Equity is a priority for Carpenter, which is why so many people were stunned when he took the top job in one of the state’s wealthiest school districts. Before, he was the superintendent in Hickman Mills, where he advocated fiercely for students of color whose families faced the dire circumstances of poverty.
Carpenter asked the Lee’s Summit Board of Education to set aside $396,000 for students who wouldn’t otherwise be able to afford to take college classes. That works out to about one-sixth of one percent of the district’s overall operating budget.

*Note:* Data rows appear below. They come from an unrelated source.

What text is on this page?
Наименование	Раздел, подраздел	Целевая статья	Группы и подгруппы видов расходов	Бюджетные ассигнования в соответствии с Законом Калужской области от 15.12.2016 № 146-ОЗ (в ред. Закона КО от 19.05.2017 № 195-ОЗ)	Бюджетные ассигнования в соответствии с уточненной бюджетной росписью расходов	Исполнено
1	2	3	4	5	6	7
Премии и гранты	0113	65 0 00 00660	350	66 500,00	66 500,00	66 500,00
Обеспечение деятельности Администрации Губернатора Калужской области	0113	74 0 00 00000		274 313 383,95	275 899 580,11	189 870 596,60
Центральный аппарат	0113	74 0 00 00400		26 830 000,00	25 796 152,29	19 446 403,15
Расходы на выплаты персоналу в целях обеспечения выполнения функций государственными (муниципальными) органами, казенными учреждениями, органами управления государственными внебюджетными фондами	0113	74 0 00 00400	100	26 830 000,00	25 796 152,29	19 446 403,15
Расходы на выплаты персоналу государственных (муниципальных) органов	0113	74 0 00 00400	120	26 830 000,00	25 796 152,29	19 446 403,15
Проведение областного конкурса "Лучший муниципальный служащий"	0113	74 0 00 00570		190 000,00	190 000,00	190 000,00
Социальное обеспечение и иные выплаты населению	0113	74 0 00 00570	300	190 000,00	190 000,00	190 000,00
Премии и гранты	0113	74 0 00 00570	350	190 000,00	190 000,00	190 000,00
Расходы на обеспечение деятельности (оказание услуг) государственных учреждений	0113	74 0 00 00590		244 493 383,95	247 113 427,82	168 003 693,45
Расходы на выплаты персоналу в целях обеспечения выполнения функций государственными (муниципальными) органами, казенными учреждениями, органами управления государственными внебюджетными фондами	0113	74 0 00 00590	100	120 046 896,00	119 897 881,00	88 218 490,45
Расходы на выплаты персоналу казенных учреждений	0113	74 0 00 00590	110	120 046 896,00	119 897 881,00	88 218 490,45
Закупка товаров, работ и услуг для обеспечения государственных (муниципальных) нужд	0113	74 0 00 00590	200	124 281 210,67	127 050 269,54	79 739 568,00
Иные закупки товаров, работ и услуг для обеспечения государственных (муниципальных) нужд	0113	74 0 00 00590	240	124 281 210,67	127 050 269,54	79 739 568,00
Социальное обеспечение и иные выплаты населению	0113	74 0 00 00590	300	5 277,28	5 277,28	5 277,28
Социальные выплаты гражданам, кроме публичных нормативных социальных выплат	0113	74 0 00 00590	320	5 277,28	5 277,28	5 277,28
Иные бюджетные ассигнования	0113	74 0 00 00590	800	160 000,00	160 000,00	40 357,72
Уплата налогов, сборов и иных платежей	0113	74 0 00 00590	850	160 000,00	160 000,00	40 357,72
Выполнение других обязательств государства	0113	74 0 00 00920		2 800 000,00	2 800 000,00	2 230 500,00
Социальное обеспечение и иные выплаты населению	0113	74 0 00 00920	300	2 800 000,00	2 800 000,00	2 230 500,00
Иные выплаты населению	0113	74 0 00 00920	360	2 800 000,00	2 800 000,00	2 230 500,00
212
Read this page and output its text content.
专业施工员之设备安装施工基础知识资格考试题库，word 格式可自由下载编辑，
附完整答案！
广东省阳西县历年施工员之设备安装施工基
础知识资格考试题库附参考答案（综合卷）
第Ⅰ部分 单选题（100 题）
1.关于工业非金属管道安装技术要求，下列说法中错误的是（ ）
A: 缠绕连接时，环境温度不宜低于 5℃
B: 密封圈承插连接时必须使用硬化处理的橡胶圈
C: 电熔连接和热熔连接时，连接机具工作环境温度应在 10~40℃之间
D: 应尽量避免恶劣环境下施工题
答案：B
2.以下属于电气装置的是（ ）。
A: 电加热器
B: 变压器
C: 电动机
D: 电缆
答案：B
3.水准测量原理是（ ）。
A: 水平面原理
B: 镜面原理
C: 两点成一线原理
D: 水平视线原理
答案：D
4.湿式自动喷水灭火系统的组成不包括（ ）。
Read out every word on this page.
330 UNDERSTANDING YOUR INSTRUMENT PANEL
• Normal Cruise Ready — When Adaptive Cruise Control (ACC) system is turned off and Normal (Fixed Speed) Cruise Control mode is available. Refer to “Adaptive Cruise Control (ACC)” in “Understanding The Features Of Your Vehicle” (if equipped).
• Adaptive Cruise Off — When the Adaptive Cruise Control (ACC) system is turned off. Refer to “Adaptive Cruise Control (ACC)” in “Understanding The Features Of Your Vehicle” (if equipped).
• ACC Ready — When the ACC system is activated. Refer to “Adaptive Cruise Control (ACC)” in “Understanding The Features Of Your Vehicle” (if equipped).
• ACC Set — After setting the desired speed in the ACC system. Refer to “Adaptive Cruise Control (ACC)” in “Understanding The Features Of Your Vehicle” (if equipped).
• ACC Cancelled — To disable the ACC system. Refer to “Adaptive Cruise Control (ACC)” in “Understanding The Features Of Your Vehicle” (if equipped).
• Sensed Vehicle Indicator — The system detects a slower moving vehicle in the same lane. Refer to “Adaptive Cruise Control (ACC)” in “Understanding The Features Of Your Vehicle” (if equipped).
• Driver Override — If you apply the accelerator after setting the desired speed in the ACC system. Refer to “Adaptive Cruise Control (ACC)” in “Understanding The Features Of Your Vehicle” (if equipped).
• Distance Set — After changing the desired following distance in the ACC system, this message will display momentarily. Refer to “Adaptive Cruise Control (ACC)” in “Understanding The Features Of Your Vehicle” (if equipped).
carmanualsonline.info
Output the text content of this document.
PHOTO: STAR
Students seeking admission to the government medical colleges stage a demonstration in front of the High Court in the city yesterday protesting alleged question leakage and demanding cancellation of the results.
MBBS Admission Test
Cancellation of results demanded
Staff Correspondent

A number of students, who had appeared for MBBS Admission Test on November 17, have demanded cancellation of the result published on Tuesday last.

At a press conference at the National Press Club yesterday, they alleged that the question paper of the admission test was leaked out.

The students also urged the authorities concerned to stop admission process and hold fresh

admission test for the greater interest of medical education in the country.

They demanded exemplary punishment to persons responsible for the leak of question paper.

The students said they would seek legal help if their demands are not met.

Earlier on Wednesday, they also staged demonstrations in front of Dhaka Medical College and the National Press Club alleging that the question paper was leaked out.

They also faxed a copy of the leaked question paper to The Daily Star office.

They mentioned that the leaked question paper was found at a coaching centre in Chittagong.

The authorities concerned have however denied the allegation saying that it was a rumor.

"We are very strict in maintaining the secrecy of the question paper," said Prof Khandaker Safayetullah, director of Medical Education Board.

“How do we become that suburban district that becomes the model for our country? We have to have access for all students to obtain those quality programs,” Carpenter said at a school board meeting in December.
He ultimately convinced the board that the district should be paying course fees for students who quality for free or reduced lunch, but not before coming up against real resistance.
In the same community where there’s been enthusiastic support for the Missouri Innovation Campus, there were people who didn’t want their tax dollars being used for post-secondary education for low-income kids.